# Breakers Yards



## S-X-I (Sep 6, 2006)

Does anyone know of any in the Glasgow/Lanarkshire area?

I've been going through the yellow pages and phoning places all morning trying to find one with a Panda in stock but I'm not having any luck.


----------



## Bratwurst (Jan 23, 2009)

Two in Paisley I know of, one in Abercorn Street (near Halfords in the centre of town) and one on Scotts Road east of Paisley off Hawkhead Road, near Barshaw Park.

HTH


----------



## chisai (Jan 1, 2009)

I'm just back from one in Renfrew, near the ferry. One in MacKean street in Paisley. Helen street in Govan. A new one in Barrhead on Blackbyres road.


----------



## spitfire (Feb 10, 2007)

There's one at the end of French st in Shawfield but it's quite small.


----------



## rossco_pico (Feb 24, 2010)

IBP in glasgow near rutherglyn/ dalmarnock
Birnams motor salvage near where i stay in blantyre few others but i can't remember the names


----------



## S-X-I (Sep 6, 2006)

Thanks for the recommendations guys but I think I've tried all of them lol

Currently trying the online part finder websites.


----------



## swordjo (Sep 17, 2006)

Fallons in Coatbridge.


----------



## rossco_pico (Feb 24, 2010)

what is it your looking for, i have a man in irvine that owns a very large scrapyard, they are called shewlton car spares in irvine always had anything im after mate


----------



## S-X-I (Sep 6, 2006)

rossco_pico said:


> what is it your looking for, i have a man in irvine that owns a very large scrapyard, they are called shewlton car spares in irvine always had anything im after mate


I'm looking for a boot carpet for a Fiat Panda 2003 onward but preferibly 2007 onwards.

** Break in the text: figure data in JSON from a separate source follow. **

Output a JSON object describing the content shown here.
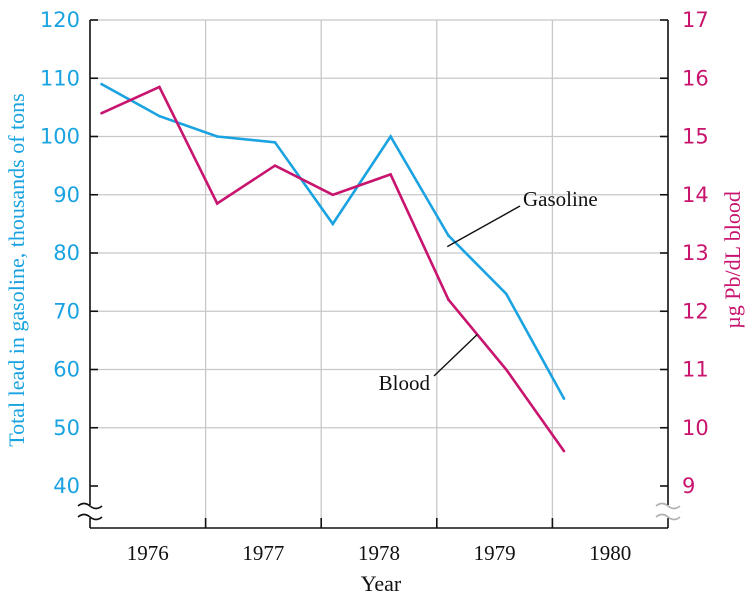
{
  "chart_data": {
    "type": "line",
    "title": "",
    "xlabel": "Year",
    "ylabel_left": "Total lead in gasoline, thousands of tons",
    "ylabel_right": "µg Pb/dL blood",
    "x_ticks": [
      "1976",
      "1977",
      "1978",
      "1979",
      "1980"
    ],
    "y_left_ticks": [
      40,
      50,
      60,
      70,
      80,
      90,
      100,
      110,
      120
    ],
    "y_right_ticks": [
      9,
      10,
      11,
      12,
      13,
      14,
      15,
      16,
      17
    ],
    "xlim": [
      1975.5,
      1980.5
    ],
    "ylim_left": [
      40,
      120
    ],
    "ylim_right": [
      9,
      17
    ],
    "grid": true,
    "axis_breaks": true,
    "colors": {
      "gasoline": "#1aa3e0",
      "blood": "#c8146e",
      "grid": "#c8c8c8",
      "axis": "#111111"
    },
    "series": [
      {
        "name": "Gasoline",
        "axis": "left",
        "x": [
          1975.6,
          1976.1,
          1976.6,
          1977.1,
          1977.6,
          1978.1,
          1978.6,
          1979.1,
          1979.6
        ],
        "y": [
          109,
          103.5,
          100,
          99,
          85,
          100,
          83,
          73,
          55
        ]
      },
      {
        "name": "Blood",
        "axis": "right",
        "x": [
          1975.6,
          1976.1,
          1976.6,
          1977.1,
          1977.6,
          1978.1,
          1978.6,
          1979.1,
          1979.6
        ],
        "y": [
          15.4,
          15.85,
          13.85,
          14.5,
          14.0,
          14.35,
          12.2,
          11.0,
          9.6
        ]
      }
    ],
    "annotations": [
      {
        "text": "Gasoline",
        "series": "Gasoline"
      },
      {
        "text": "Blood",
        "series": "Blood"
      }
    ]
  }
}
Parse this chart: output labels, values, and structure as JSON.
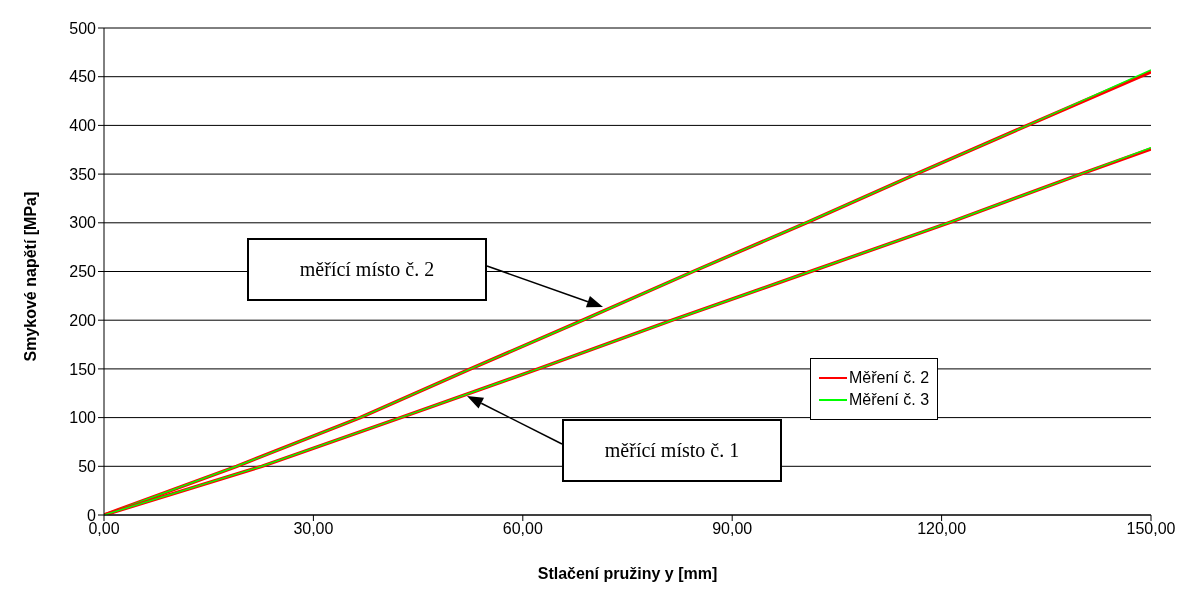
{
  "chart_data": {
    "type": "line",
    "xlabel": "Stlačení pružiny y [mm]",
    "ylabel": "Smykové napětí [MPa]",
    "xlim": [
      0,
      150
    ],
    "xticks": [
      {
        "value": 0,
        "label": "0,00"
      },
      {
        "value": 30,
        "label": "30,00"
      },
      {
        "value": 60,
        "label": "60,00"
      },
      {
        "value": 90,
        "label": "90,00"
      },
      {
        "value": 120,
        "label": "120,00"
      },
      {
        "value": 150,
        "label": "150,00"
      }
    ],
    "ylim": [
      0,
      500
    ],
    "yticks": [
      0,
      50,
      100,
      150,
      200,
      250,
      300,
      350,
      400,
      450,
      500
    ],
    "grid": "y",
    "legend": "right",
    "marker": "none",
    "line_style": "solid",
    "series": [
      {
        "name": "Měření č. 2",
        "color": "#ff0000",
        "x": [
          0,
          19,
          36.7,
          52.5,
          68.6,
          84.4,
          100.6,
          116.3,
          132.3,
          150
        ],
        "values": [
          0,
          50,
          100,
          150,
          200,
          250,
          300,
          350,
          400,
          455
        ]
      },
      {
        "name": "Měření č. 3",
        "color": "#00ff00",
        "x": [
          0,
          19,
          36.7,
          52.5,
          68.6,
          84.4,
          100.6,
          116.3,
          132.3,
          150
        ],
        "values": [
          0,
          50,
          100,
          150,
          200,
          250,
          300,
          350,
          400,
          457
        ]
      },
      {
        "color": "#ff0000",
        "x": [
          0,
          22.6,
          42.5,
          62.2,
          81.4,
          101.2,
          121,
          139.9,
          150
        ],
        "values": [
          0,
          50,
          100,
          150,
          200,
          250,
          300,
          350,
          376
        ]
      },
      {
        "color": "#00ff00",
        "x": [
          0,
          22.6,
          42.5,
          62.2,
          81.4,
          101.2,
          121,
          139.9,
          150
        ],
        "values": [
          0,
          50,
          100,
          150,
          200,
          250,
          300,
          350,
          377
        ]
      }
    ],
    "annotations": [
      "měřící místo č. 2",
      "měřící místo č. 1"
    ]
  }
}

Been quoted £15 for one but its down in Doncaster which is a bit far lol


----------



## Mick (Jan 23, 2010)

im pretty sure i seen a 03 plate + shape one ion my local scrappy. If you dont need it desperately i can pick it up for you next time im there (prob tthis weekend) and meet you in glasgow with it ( i work in glasgow anyway)

failing that have you tried ebay?

Edit: oh aye and if my local scrappy have one i cant see it being any more than a tenner ( im in often usually get good deals)


----------



## rickyw (May 5, 2009)

swordjo said:


> Fallons in Coatbridge.


Is that still there? I thought the larger of the two had closed.


----------



## Mick (Jan 23, 2010)

S-X-I said:


> I'm looking for a boot carpet for a Fiat Panda 2003 onward but preferibly 2007 onwards.
> 
> Been quoted £15 for one but its down in Doncaster which is a bit far lol


further to this i was in my local scrappy in gartocharn yesterday, and i remember you sying you wanted this, but to no avail they only had the y plate style punto in. none of the newer models.

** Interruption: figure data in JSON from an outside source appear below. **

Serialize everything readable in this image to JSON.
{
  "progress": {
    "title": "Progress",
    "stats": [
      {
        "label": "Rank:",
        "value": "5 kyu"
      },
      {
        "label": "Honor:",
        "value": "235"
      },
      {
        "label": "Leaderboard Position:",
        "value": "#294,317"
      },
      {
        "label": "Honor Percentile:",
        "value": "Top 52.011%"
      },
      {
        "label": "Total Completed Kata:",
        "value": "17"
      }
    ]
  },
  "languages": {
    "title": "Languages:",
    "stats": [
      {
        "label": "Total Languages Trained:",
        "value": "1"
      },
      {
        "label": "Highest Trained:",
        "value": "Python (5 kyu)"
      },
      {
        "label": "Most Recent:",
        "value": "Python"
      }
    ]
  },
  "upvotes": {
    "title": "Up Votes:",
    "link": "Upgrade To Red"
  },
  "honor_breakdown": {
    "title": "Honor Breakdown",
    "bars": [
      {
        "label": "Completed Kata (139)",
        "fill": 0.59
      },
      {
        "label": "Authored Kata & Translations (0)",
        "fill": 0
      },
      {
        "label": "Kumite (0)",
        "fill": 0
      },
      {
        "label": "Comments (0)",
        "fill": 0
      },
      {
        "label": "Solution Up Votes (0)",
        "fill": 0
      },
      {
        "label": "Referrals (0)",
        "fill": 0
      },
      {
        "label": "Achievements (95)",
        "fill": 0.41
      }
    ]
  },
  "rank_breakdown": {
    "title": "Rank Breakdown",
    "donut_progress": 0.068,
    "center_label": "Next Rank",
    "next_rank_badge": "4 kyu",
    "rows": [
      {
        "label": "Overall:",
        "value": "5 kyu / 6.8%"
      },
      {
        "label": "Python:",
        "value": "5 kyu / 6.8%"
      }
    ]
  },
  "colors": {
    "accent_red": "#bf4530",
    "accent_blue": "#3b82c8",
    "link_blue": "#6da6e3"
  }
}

you any further forward to getting the bit you needed?


----------



## Stevie---Boy (Mar 21, 2009)

Fallons has houses on it now i'm sure.

AA Autobreakers in Mossend. Martin is a top bloke and very helpful.


----------



## Kiwigolfer (May 5, 2009)

There is also one in Helen Street Jap Parts, I'm sure they have non Jap cars as well


----------



## Walesy. (Oct 1, 2009)

Stevie---Boy said:


> Fallons has houses on it now i'm sure.
> 
> AA Autobreakers in Mossend. Martin is a top bloke and very helpful.


Yeah Falln has shut right enough I went up the other week only find it closed LOL

I was at AA yesterday getting a wiper motor for my wee Astra, used Martin for years and he is reasonable aswell. I went to Birnam yesterday and he wanted £45 for a wiper set up and Martin took £30.


----------



## S-X-I (Sep 6, 2006)

Managed to track down the part I was looking for!

Found it at DA Autoparts in Dumfries so my Dad and I took a drive down on Saturday morning to pick it up.

I have to say I was totally impressed with the place. There was a shop selling all kinds of cleaning products and spares ect. and two counters, one for used and one for new parts. The yard was closed off and all the cars were stacked on individual racks.

If your struggling to find a part I suggest you give them a call as their site is massive!

http://www.daautoparts.co.uk/


----------